Le chef du PQ affirme que pourtant, « en santé, nos propositions sont bonnes, ancrées dans le réel, applicables ».

L’économie et l'indépendance

Jean-François Lisée a également fustigé plusieurs décisions économiques prises par les libéraux et acceptées par la CAQ.

« Ça prendrait 25 % de contenu local dans l’acquisition de matériel de transport roulant. Et là on sait que c’est le refus des libéraux et de la CAQ de mettre cette clause dans les deux lois du Réseau express métropolitain (REM) qui explique pourquoi il y a des ouvriers en ce moment en Inde qui construisent notre train électrique à 2 $ de l’heure », a-t-il déploré.

M. Lisée a également dit avoir été surpris de voir qu’un projet de loi déposé par son parti pour aider les PME, « simple, facile, immédiatement efficace », n’avait pas été amené pour étude par les libéraux devant l’Assemblée nationale.

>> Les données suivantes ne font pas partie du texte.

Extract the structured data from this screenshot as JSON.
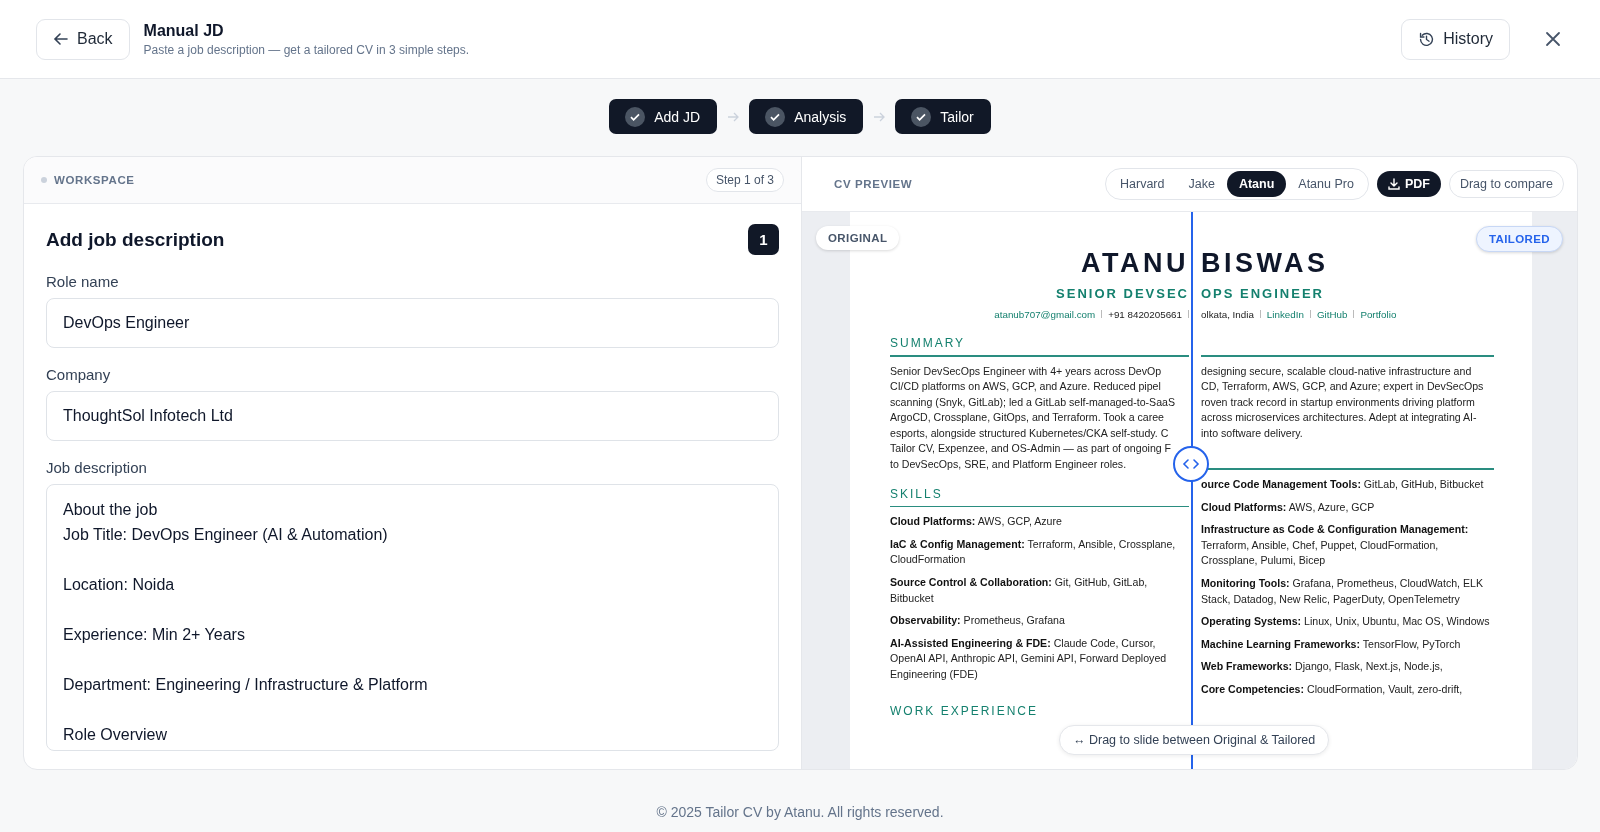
{
  "header": {
    "back_button": "Back",
    "title": "Manual JD",
    "subtitle": "Paste a job description — get a tailored CV in 3 simple steps.",
    "history_button": "History"
  },
  "steps": [
    {
      "label": "Add JD",
      "done": true
    },
    {
      "label": "Analysis",
      "done": true
    },
    {
      "label": "Tailor",
      "done": true
    }
  ],
  "workspace": {
    "label": "WORKSPACE",
    "step_badge": "Step 1 of 3",
    "heading": "Add job description",
    "step_number": "1",
    "fields": [
      {
        "label": "Role name",
        "value": "DevOps Engineer"
      },
      {
        "label": "Company",
        "value": "ThoughtSol Infotech Ltd"
      }
    ],
    "job_description": {
      "label": "Job description",
      "paragraphs": [
        [
          "About the job",
          "Job Title: DevOps Engineer (AI & Automation)"
        ],
        [
          "Location: Noida"
        ],
        [
          "Experience: Min 2+ Years"
        ],
        [
          "Department: Engineering / Infrastructure & Platform"
        ],
        [
          "Role Overview"
        ]
      ]
    }
  },
  "cv_preview": {
    "label": "CV PREVIEW",
    "templates": [
      {
        "label": "Harvard",
        "selected": false
      },
      {
        "label": "Jake",
        "selected": false
      },
      {
        "label": "Atanu",
        "selected": true
      },
      {
        "label": "Atanu Pro",
        "selected": false
      }
    ],
    "pdf_button": "PDF",
    "compare_button": "Drag to compare",
    "original_badge": "ORIGINAL",
    "tailored_badge": "TAILORED",
    "original": {
      "name": "ATANU",
      "title": "SENIOR DEVSEC",
      "contact": [
        {
          "text": "atanub707@gmail.com",
          "link": true
        },
        {
          "text": "+91 8420205661",
          "link": false
        }
      ],
      "summary_heading": "SUMMARY",
      "summary_lines": [
        "Senior DevSecOps Engineer with 4+ years across DevOp",
        "CI/CD platforms on AWS, GCP, and Azure. Reduced pipel",
        "scanning (Snyk, GitLab); led a GitLab self-managed-to-SaaS",
        "ArgoCD, Crossplane, GitOps, and Terraform. Took a caree",
        "esports, alongside structured Kubernetes/CKA self-study. C",
        "Tailor CV, Expenzee, and OS-Admin — as part of ongoing F",
        "to DevSecOps, SRE, and Platform Engineer roles."
      ],
      "skills_heading": "SKILLS",
      "skills": [
        "**Cloud Platforms:** AWS, GCP, Azure",
        "**IaC & Config Management:** Terraform, Ansible, Crossplane, CloudFormation",
        "**Source Control & Collaboration:** Git, GitHub, GitLab, Bitbucket",
        "**Observability:** Prometheus, Grafana",
        "**AI-Assisted Engineering & FDE:** Claude Code, Cursor, OpenAI API, Anthropic API, Gemini API, Forward Deployed Engineering (FDE)"
      ],
      "next_heading": "WORK EXPERIENCE"
    },
    "tailored": {
      "name": "BISWAS",
      "title": "OPS ENGINEER",
      "contact": [
        {
          "text": "olkata, India",
          "link": false
        },
        {
          "text": "LinkedIn",
          "link": true
        },
        {
          "text": "GitHub",
          "link": true
        },
        {
          "text": "Portfolio",
          "link": true
        }
      ],
      "summary_lines": [
        "designing secure, scalable cloud-native infrastructure and",
        "CD, Terraform, AWS, GCP, and Azure; expert in DevSecOps",
        "roven track record in startup environments driving platform",
        "across microservices architectures. Adept at integrating AI-",
        "into software delivery."
      ],
      "skills": [
        "**ource Code Management Tools:** GitLab, GitHub, Bitbucket",
        "**Cloud Platforms:** AWS, Azure, GCP",
        "**Infrastructure as Code & Configuration Management:** Terraform, Ansible, Chef, Puppet, CloudFormation, Crossplane, Pulumi, Bicep",
        "**Monitoring Tools:** Grafana, Prometheus, CloudWatch, ELK Stack, Datadog, New Relic, PagerDuty, OpenTelemetry",
        "**Operating Systems:** Linux, Unix, Ubuntu, Mac OS, Windows",
        "**Machine Learning Frameworks:** TensorFlow, PyTorch",
        "**Web Frameworks:** Django, Flask, Next.js, Node.js,",
        "**Core Competencies:** CloudFormation, Vault, zero-drift,"
      ]
    },
    "slide_hint": "↔ Drag to slide between Original & Tailored"
  },
  "footer": "© 2025 Tailor CV by Atanu. All rights reserved."
}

« Une chose facile qu’on pourrait faire immédiatement pour rendre la vie plus facile aux entrepreneurs est d’obliger les grandes compagnies qui ont acheté des services à ces entreprises de les payer dans 30 jours. Ils ne le font pas. Ça nuit à la liquidité de milliers de petites entreprises au Québec. Les libéraux ont refusé d’aider les petites entreprises », a-t-il critiqué.

Pour ce qui est de l’indépendance du Québec, M. Lisée n’a pas abordé lui-même le sujet dans son discours. Répondant à la question d’un journaliste, il a toutefois affirmé que « la souveraineté va faire partie de notre message ».

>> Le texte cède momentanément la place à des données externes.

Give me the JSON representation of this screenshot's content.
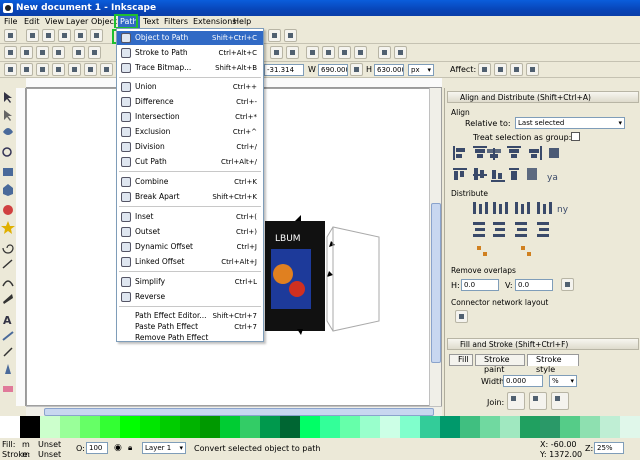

Le plan de son parti pour réussir l’indépendance du Québec « passe par ne pas voir des fédéralistes au pouvoir à compter du 1er octobre », a-t-il dit, répétant ensuite que cet enjeu serait plutôt abordé lors de l’élection de 2022, « par volonté de réussite et par respect du rythme des Québécois ».

L’oubli, le changement ou la conviction?

M. Lisée affirme que la seule chance de succès des libéraux lors des élections du 1er octobre est l’oubli des Québécois.

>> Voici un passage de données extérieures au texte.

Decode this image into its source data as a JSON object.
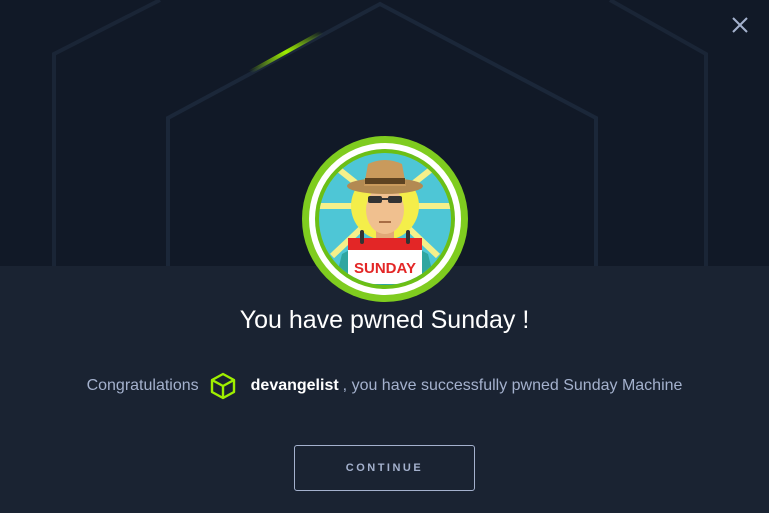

« Les libéraux espèrent que les Québécois ne se souviennent pas qu’ils ont mis à la porte ces centaines de professionnels en éducation, qu’ils ont largué des dizaines de milliers d’enfants en difficulté, qu’ils ont réduit les soins à domicile de Québécois handicapés », a-t-il rappelé.

Quant à la CAQ, ses chances de gagner le scrutin se trouvent dans « le changement à tout prix ».

« Ne regardez pas les détails, on n’a jamais gouverné, pensez juste à ça », a-t-il ironisé en parlant de la CAQ.

Selon lui, le Parti québécois est le mieux placé pour gagner, car il « offre des services aux gens, il prend soin des gens ».

« On s’occupe de notre monde de façon crédible, immédiate. On fait ce qu’on dit, on dit ce qu’on fait, on est des vrais. […] Parce que la vérité des convictions et des priorités, elle n’est pas dans les déclarations de principes. Elle est dans les budgets, les votes, les combats qu’on a menés », a-t-il conclu.